Mais le premier à avoir déposé un brevet serait Emmit G. Latta aux USA, le 16 septembre 1887. Son objectif : fabriquer un vélo dont le stockage est facilité et qui prend un minimum de place. Pour l’époque, sa réalisation est très réussie : il part d’un vélo classique et il parvient à finaliser un système de pliage avec une charnière qui articule les roues l’une vers l’autre. Il vend son brevet à la société Pope Manufacturing Company mais il ne reste malheureusement pas de trace de vélo fabriqué sous ce brevet.
Le vélo pliant au service de l’armée
En France, en 1892, c’est Charles Morel, un industriel du Dauphiné qui réfléchit à son tour à cette question.
En parallèle, Henri Gérard, crée à son tour un vélo pliant, souvent désignée comme la « pliante Gérard ». Le système de pliage se situe cette fois au-dessus du pédalier. Mais la technologie de pliage laisse à désirer et c’est alors que la rencontre a lieu : Charles Morel et le Capitaine Gérard se rencontrent, travaillent ensemble en se répartissant les tâches : Morel s’occupe de la conception et Gérard s’occupe de la distribution.

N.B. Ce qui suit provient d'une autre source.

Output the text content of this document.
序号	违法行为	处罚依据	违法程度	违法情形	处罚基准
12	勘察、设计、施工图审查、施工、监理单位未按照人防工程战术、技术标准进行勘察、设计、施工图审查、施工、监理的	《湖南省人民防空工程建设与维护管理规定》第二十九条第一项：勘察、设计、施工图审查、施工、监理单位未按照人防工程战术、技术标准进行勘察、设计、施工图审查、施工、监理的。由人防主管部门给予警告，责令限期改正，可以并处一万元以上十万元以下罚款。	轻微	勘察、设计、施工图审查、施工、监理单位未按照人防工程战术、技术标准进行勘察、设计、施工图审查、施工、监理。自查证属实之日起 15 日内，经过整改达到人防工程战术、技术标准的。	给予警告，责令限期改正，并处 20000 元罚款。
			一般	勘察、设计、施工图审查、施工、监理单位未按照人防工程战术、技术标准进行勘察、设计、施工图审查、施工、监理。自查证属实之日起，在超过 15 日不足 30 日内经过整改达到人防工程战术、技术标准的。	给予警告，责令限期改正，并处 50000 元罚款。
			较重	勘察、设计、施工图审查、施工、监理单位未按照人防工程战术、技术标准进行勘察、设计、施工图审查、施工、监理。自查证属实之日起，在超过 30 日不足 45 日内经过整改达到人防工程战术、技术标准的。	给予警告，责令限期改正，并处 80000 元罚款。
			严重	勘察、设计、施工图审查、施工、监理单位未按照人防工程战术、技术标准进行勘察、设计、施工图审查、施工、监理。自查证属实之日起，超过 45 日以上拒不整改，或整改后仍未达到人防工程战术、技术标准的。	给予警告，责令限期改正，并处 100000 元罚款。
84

Le partenariat démarre sur les chapeaux de roues car ils présentent leur invention avec succès en 1894 au Salon du Cycle. Les commandes se succèdent l’année suivante, essentiellement auprès dans le domaine militaire (armée française, russe et roumaine).
Quelques années plus tard, c’est la séparation du binôme du fait de la promotion subite du Capitaine Gérard. La rupture est consommée.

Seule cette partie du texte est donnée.